The name and address he gave belonged to a child who died on the day that he was born in 1985 and his Irish passport had been obtained by a non-existent British firm of solicitors, Chief Supt Ludlow said.

Gardaí are also liaising with police forces in Spain, South Africa, and the US to try establish the identity of a man in his 40s who is currently receiving treatment at Bantry General Hospital. He claims he is a South African living in Britain.

It is understood that the man, who was rescued from the sea by Castletownbere lifeboat on Monday morning, was due to undergo surgery on his trachea yesterday at Bantry General Hospital where he remains under armed guard.

A HSE South spokeswoman said he remained in a comfortable condition at the hospital and it was expected he would be arrested under drug-trafficking legislation and questioned by gardaí as soon as he was fit to be discharged.

Yesterday's arrest of two more men came at about 9.10am when they were spotted walking along a road at Gubbeen near Schull. They jumped over a ditch to try and flee the gardaí were but quickly arrested and brought to Bantry station.

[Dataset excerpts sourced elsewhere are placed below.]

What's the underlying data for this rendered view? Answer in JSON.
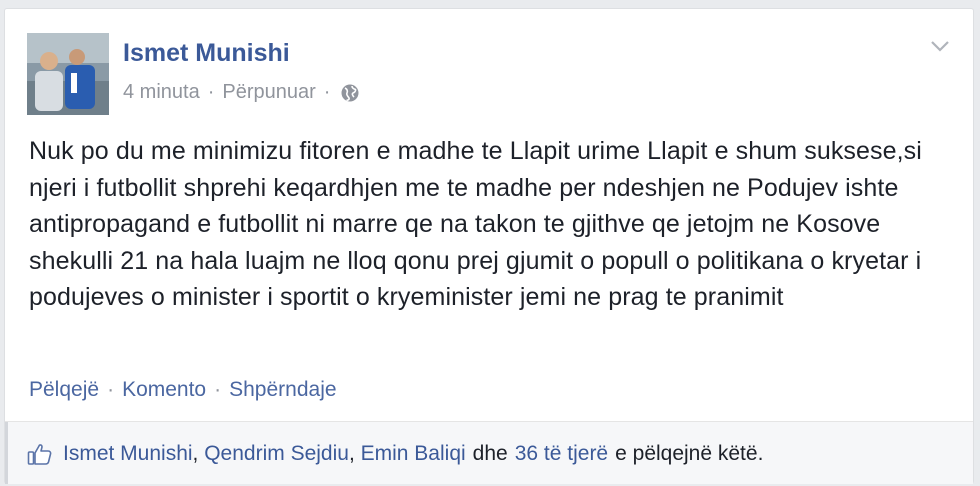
{
  "post": {
    "author": "Ismet Munishi",
    "time": "4 minuta",
    "edited": "Përpunuar",
    "privacy_icon": "globe-icon",
    "text": "Nuk po du me minimizu fitoren e madhe te Llapit urime Llapit e shum suksese,si njeri i futbollit shprehi keqardhjen me te madhe per ndeshjen ne Podujev ishte antipropagand e futbollit ni marre qe na takon te gjithve qe jetojm ne Kosove shekulli 21 na hala luajm ne lloq qonu prej gjumit o popull o politikana o kryetar i podujeves o minister i sportit o kryeminister jemi ne prag te pranimit",
    "actions": {
      "like": "Pëlqejë",
      "comment": "Komento",
      "share": "Shpërndaje"
    },
    "likes": {
      "names": [
        "Ismet Munishi",
        "Qendrim Sejdiu",
        "Emin Baliqi"
      ],
      "sep": ", ",
      "and": "dhe",
      "others": "36 të tjerë",
      "suffix": "e pëlqejnë këtë."
    }
  },
  "colors": {
    "link": "#3b5998",
    "muted": "#90949c",
    "background": "#e9ebee"
  }
}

Gardaí believe that they had been living rough on the Mizen peninsula.

More than 50 gardaí have been involved in cordoning off the peninsula through a series of checkpoints over the past two days.

Both men are in their 40s and from Britain. One of the men is second-generation Irish and has strong family links with Kilcrohane on the Sheep's Head peninsula where he would have visited regularly.

Gardaí believe that the men came to west Cork about three or four weeks ago as part of a group of six Englishmen saying they were involved in a diving expedition.

It is understood that gardaí are looking at three houses in the area where the men stayed, while they have also carried out inquiries at a local hotel where they believe another member of the gang was based in the run-up to the smuggling operation.

It was unclear last night whether the two remaining gang members had left west Cork or whether they managed to make it back to Britain after the mission went wrong.